In the mid-to-late '50s Bussotti moved to Paris where he studied music with Max Deutsch. In Paris he also met Pierre Boulez and Heinz-Klaus Metzger who invited him to follow summer music courses in Darmstadt, Germany, and introduced him to John Cage. American pianist David Tudor first played Bussotti's compositions in public in 1958 in Germany.
The recipient of many awards, Bussotti was known for his compositions that left enough space to the performers to improvise, an aspect that many musicians loved about his music.
Bussotti directed different theatres and events including the Fenice Theatre and Music Biennale (from 1987 to 1991) in Venice, while often creating sets and costumes for ballets, in particular for those performed by his partner, the dancer Rocco Quaglia.

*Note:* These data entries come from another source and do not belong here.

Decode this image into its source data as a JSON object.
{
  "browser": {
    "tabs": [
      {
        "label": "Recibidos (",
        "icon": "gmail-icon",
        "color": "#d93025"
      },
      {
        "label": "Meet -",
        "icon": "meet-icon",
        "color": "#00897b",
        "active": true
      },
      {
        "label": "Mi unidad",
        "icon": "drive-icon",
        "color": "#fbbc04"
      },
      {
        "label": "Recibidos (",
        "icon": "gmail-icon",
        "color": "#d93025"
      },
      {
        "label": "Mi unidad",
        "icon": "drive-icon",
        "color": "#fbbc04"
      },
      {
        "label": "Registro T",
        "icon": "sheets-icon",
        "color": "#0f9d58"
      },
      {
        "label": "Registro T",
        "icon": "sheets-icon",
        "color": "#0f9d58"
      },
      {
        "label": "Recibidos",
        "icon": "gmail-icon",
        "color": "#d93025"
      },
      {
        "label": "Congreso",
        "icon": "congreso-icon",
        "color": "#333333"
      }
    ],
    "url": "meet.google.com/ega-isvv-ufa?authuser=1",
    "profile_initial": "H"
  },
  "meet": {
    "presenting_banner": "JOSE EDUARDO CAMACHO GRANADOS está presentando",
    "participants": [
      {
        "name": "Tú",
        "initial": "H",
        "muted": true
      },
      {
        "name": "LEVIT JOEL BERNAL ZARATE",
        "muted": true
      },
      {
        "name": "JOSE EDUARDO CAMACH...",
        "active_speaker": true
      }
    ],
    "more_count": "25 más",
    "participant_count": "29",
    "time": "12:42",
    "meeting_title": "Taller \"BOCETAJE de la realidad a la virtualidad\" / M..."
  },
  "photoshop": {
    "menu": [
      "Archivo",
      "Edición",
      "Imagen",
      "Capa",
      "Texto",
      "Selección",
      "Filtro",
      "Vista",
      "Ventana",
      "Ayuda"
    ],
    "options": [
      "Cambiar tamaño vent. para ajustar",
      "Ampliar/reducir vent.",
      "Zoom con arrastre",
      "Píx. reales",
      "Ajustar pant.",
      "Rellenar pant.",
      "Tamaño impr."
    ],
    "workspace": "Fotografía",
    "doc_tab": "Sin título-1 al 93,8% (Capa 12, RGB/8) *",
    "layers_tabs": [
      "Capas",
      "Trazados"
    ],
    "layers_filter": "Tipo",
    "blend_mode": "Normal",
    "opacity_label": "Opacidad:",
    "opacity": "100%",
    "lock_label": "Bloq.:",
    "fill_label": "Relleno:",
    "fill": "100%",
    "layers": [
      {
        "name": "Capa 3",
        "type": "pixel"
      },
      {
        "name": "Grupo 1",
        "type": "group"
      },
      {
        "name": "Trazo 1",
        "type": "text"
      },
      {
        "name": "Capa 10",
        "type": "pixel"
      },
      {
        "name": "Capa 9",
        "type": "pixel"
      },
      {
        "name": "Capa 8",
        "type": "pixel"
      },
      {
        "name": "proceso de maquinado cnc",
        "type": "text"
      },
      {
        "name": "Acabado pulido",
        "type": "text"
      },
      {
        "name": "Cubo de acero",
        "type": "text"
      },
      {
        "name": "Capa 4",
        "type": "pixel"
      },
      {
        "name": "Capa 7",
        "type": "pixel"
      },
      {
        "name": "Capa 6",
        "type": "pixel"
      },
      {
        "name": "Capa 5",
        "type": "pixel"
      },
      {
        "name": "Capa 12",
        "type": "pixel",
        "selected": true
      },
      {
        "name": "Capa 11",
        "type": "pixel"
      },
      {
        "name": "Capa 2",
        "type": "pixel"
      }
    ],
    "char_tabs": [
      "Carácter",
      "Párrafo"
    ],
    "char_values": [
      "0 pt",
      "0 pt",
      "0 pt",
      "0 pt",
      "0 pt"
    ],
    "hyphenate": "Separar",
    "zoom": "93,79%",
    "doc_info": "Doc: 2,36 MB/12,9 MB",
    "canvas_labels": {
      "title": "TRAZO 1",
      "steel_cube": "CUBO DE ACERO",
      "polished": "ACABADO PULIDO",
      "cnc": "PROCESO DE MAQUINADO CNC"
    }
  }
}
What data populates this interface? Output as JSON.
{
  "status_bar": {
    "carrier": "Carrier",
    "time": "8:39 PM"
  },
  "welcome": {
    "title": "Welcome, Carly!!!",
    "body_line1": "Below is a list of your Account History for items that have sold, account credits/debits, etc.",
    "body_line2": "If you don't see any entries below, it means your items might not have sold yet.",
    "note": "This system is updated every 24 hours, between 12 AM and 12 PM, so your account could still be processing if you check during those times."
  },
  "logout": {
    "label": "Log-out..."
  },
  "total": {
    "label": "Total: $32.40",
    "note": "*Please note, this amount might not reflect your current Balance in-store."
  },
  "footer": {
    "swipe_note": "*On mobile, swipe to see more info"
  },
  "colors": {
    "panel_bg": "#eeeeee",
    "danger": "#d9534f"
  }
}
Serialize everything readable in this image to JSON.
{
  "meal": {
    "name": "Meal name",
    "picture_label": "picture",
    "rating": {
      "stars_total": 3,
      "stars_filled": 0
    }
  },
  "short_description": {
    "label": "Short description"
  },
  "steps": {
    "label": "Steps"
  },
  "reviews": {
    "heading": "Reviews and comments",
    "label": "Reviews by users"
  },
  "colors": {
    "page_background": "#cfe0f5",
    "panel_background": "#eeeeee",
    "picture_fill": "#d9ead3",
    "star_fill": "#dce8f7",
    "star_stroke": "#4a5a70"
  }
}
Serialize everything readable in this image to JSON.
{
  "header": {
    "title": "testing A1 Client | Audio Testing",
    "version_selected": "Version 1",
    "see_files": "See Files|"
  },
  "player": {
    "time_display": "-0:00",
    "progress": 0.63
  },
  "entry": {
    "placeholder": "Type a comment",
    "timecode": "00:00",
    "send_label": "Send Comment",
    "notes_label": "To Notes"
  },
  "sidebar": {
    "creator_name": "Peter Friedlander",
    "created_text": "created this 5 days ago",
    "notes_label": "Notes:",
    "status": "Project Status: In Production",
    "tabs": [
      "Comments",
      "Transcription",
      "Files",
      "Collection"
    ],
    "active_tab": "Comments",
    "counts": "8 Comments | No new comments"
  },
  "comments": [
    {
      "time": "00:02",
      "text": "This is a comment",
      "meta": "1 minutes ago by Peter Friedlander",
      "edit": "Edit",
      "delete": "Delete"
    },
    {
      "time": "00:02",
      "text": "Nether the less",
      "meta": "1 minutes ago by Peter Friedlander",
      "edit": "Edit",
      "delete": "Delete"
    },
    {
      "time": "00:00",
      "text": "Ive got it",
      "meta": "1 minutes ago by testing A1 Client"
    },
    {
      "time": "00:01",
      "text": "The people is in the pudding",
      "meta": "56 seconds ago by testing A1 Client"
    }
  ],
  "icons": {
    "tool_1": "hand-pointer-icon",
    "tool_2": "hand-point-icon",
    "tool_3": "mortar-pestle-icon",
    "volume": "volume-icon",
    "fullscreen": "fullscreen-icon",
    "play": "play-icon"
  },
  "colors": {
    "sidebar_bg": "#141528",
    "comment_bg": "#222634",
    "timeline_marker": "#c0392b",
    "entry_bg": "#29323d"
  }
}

As seen in previous posts, Bussotti could be described as Dionysian in his costumes: he had a passion for decorative elements, embellishments and embroideries and also loved experimenting with new materials such as plastics that helped him creating translucent effects on stage.
Bussotti was fascinated by the human body, admired Nijinsky and the overdecorated costumes of the Ballets Russes. Moving from the photograph of Nijinsky in a bodysuit in "L'Après-midi d'un faune", Bussotti created a series of unique body pieces and bodysuits for dancers.
For Heliogabalus in a 1981 staging of the ballet "Phaidra-Heliogabalus" in Turin, he made for example a nude bodysuit on which he applied three different sections, a bejeweled sleeve, a shell-shaped codpiece covered in spikes and a thigh piece decorated with beads and sequins.
Quite often Bussotti used sections of costumes, bondage straps in leather or velvet crisscrossed on the body and collars attached to just one sleeve to highlight the body in outrageous ways or to deconstruct it, symbolically dismembering it.
The overembellished single sleeve was also one of his signature designs: this concept was inspired to him by mezzo-soprano Cathy Berberian who showed Bussotti a sleeve created by an artisan for her. Bussotti went on to create overembellished one-sleeve attachments or costumes, usually covered in pearls, golden flowers, leaves and crystals.
The composer would also add extremely detailed descriptions of these pieces on his musical partitions, proving that music inspired costumes and viceversa.
Bussotti was rediscovered last year at the Quadriennale exhibition "Fuori" at Palazzo delle Esposizioni in Rome and he will be homaged in Florence from today till 25th September with a series of events (entitled "90 Bussotti") that were originally organised to celebrate his 90th birthday on 1st October. Yet it would be intriguing to organise a proper exhibition of his costumes (that were usually made by the Annamode tailoring house in Rome) and study them again also from a queer point of view, something that has rarely been done so far.